Asgari ücretin artışı konusunda da açıklamalarda bulunan Sertbaş, “Asgari ücret artışı en çok bizi etkiliyor. Biz hemen asgari ücret artışı ile kur artışına bakıyoruz. Bende yaptım birçok firma da yaptı. 2021 yılının eylül-ekim aylarında çalışanlarımıza zam yaptık. Ondan sonra da asgari ücret zammı geldi. Asgari ücret zammı olsa da olmasa da birçok firmamız ufak tefek dokunuşlar yapacak. İşçiyi mutlu edecek dokunuşlar yapma şansımız yok şu an ki kur seviyesinde ama artarsa işçiyle paylaşmayı tabiki istiyoruz. Bize mutlu işçi lazım. Zaten zoraki geliyor insanlar evinde de mutsuz olursa sıkıntı büyük. Bu artışın en düzgünü enflasyon kadar artması ama enflasyon devasa arttı. Enflasyonu ne olduğunu bilmiyoruz. Senelerce enflasyonist ülkede yaşadık. Kurda arttı, enflasyonda oldu ama işçi de o oranda zam aldı. İşçi 3-4 ay çok mutlu yaşadı ondan sonraki aylar gittikçe erimeye başladı ama bu seferki gibi hiçbir zaman olmadı. Asgari ücrete zam yapıldığı gün zaten asgari ücret gitmişti. Asgari ücret servisleri, yemeği herşeyi etkiliyor” dedi.

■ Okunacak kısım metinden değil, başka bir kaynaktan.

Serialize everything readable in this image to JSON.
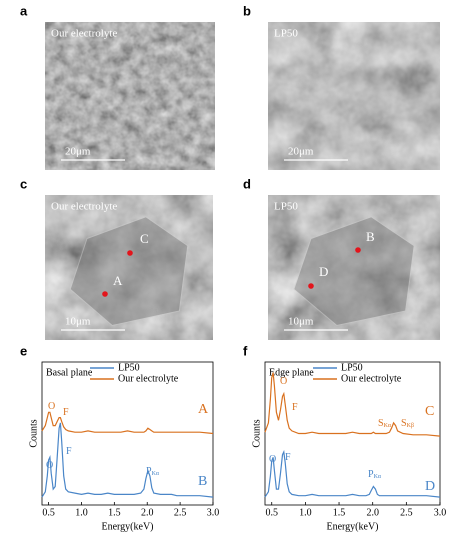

YÜZDE 40 ZORUNLULUĞU BİZİ ETKİLEDİ

Yapılan yeni düzenleme ile Merkez Bankasının İhracat Genelgesi’nin ‘İhracat Bedellerinin Merkez Bankasına Satışı’ başlıklı Ek Madde 1’de yer alan yüzde 25’lik oranın, Hazine ve Maliye Bakanlığının talimatıyla yüzde 40 olarak değiştirilmesine de değinen Sertbaş, “Hazır giyim işletmelerinde yüzde 25’de sıkıntı yoktu ama yüzde 40’da sıkıntı oldu. Bizim zaten yüzde 35-40 oranında TL ödememiz var. Ben zaten o parayı bozduruyorum. Ama diğer bütün ödemelerim Türkiye’den de almış olsam Euro üzerindendi. Piyasada dolaşan çok fazla Euro çekim var şu anda. Onlar geldiğinde de kavga çıkacak. Dolayısıyla Euro çekler için alış kurundan Euro’yu bozduracağım. Ondan sonra adam diyecek ki bana senden Euro istiyorum veremiyorsan da satış kurundan almak zorundayım diyecek. Öyle bir makastan gol yiyeceğiz. O makas şu anda çok açık. Eskiden daha kapalı makas giderdi ama şu anda yüzde 3-4’lerde giden bir makas var. O olumsuz etkiliyor bizi. Yüzde 25’de ve dövizle ödeme döneminde hazırgiyimci de sıkıntı yoktu. Çekimi veriyordum ve kalan kısmını adam gidiyordu bankadan çekiyordu. Bozdurduğum yüzde 25 benim işçiliğime, elektrik parama, servis parama yetiyordu, idare ediyordu. Yüzde 40’a da razıyız ama benim dövizle ödeyemiyor olmam bozdurup kur farkını yiyor olmamız demek” diye konuştu.